La nonviolenza è talvolta intesa nel senso di resa, disimpegno e
passività, ma in realtà non è così. Quando Madre Teresa ricevette
il premio Nobel per la Pace nel 1979, dichiarò chiaramente il suo
messaggio di nonviolenza attiva: «Nella nostra famiglia non abbiamo
bisogno di bombe e di armi, di distruggere per portare pace, ma solo
di stare insieme, di amarci gli uni gli altri […] E potremo
superare tutto il male che c’è nel mondo».[7]
Perché la forza delle armi è ingannevole. «Mentre i trafficanti di
armi fanno il loro lavoro, ci sono i poveri operatori di pace che
soltanto per aiutare una persona, un’altra, un’altra, un’altra,
danno la vita»; per questi operatori di pace, Madre Teresa è «un
simbolo, un’icona dei nostri tempi».[8] Nello
scorso mese di settembre ho avuto la grande gioia di proclamarla
Santa.

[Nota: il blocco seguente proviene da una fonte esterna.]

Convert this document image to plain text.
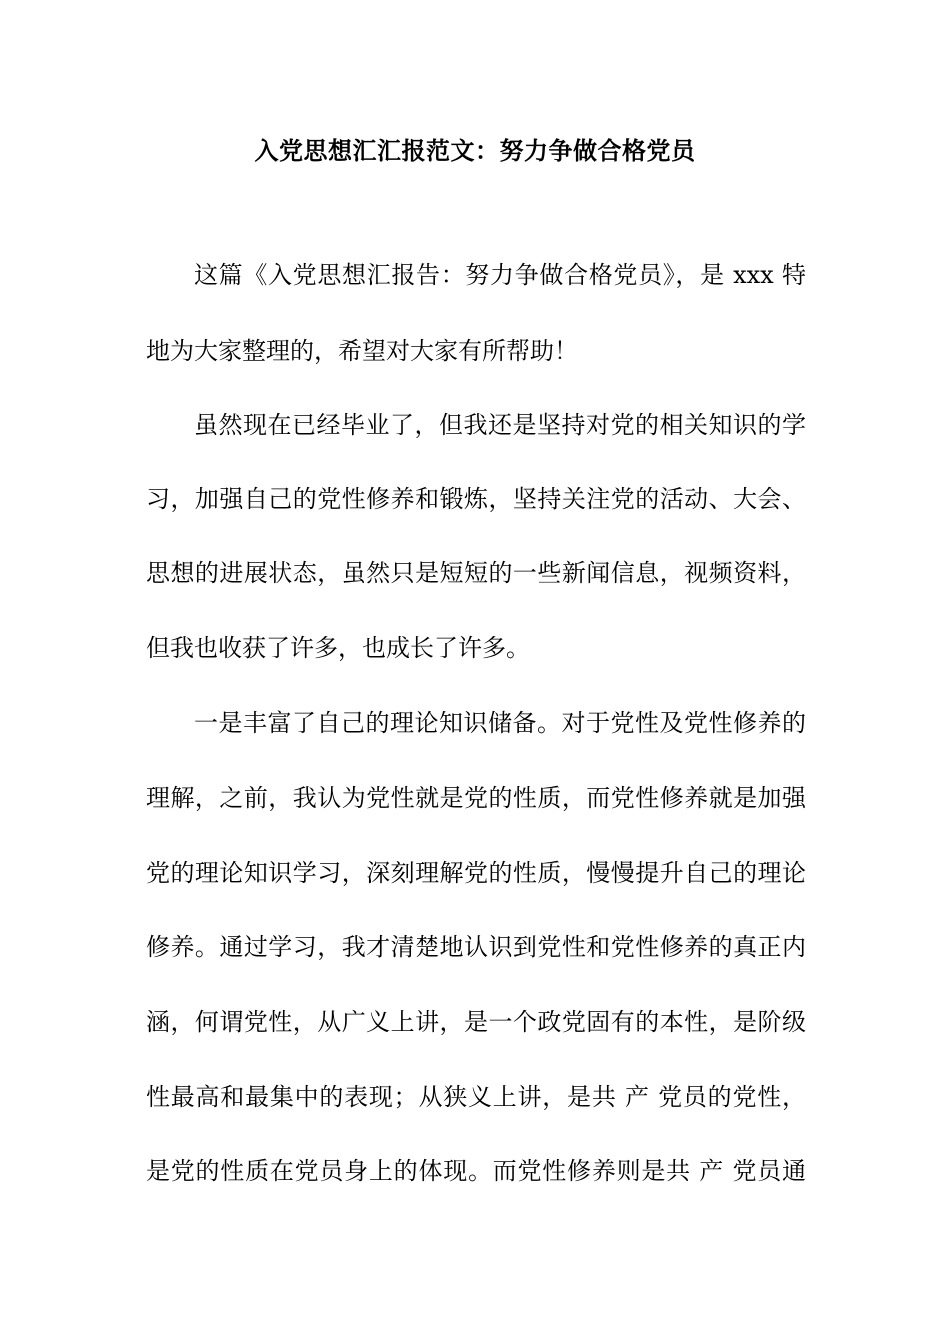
入党思想汇汇报范文：努力争做合格党员
这篇《入党思想汇报告：努力争做合格党员》，是 xxx 特
地为大家整理的，希望对大家有所帮助！
虽然现在已经毕业了，但我还是坚持对党的相关知识的学
习，加强自己的党性修养和锻炼，坚持关注党的活动、大会、
思想的进展状态，虽然只是短短的一些新闻信息，视频资料，
但我也收获了许多，也成长了许多。
一是丰富了自己的理论知识储备。对于党性及党性修养的
理解，之前，我认为党性就是党的性质，而党性修养就是加强
党的理论知识学习，深刻理解党的性质，慢慢提升自己的理论
修养。通过学习，我才清楚地认识到党性和党性修养的真正内
涵，何谓党性，从广义上讲，是一个政党固有的本性，是阶级
性最高和最集中的表现；从狭义上讲，是共 产 党员的党性，
是党的性质在党员身上的体现。而党性修养则是共 产 党员通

Ho elogiato la sua disponibilità verso tutti attraverso
«l’accoglienza e la difesa della vita umana, quella non nata e
quella abbandonata e scartata. […] Si è chinata sulle persone
sfinite, lasciate morire ai margini delle strade, riconoscendo la
dignità che Dio aveva loro dato; ha fatto sentire la sua voce ai
potenti della terra, perché riconoscessero le loro colpe dinanzi ai
crimini – dinanzi ai crimini! – della povertà creata da loro
stessi».[9]
In risposta, la sua missione – e in questo rappresenta migliaia,
anzi milioni di persone – è andare incontro alle vittime con
generosità e dedizione, toccando e fasciando ogni corpo ferito,
guarendo ogni vita spezzata.
La
nonviolenza praticata con decisione e coerenza ha prodotto risultati
impressionanti. I successi ottenuti dal Mahatma Gandhi e Khan Abdul
Ghaffar Khan nella liberazione dell’India, e da Martin Luther King
Jr contro la discriminazione razziale non saranno mai dimenticati. Le
donne, in particolare, sono spesso leader di nonviolenza, come, ad
esempio, Leymah Gbowee e migliaia di donne liberiane, che hanno
organizzato incontri di preghiera e protesta nonviolenta (pray-ins)
ottenendo negoziati di alto livello per la conclusione della seconda
guerra civile in Liberia.
Né
possiamo dimenticare il decennio epocale conclusosi con la caduta dei
regimi comunisti in Europa. Le comunità cristiane hanno dato il loro
contributo con la preghiera insistente e l’azione coraggiosa.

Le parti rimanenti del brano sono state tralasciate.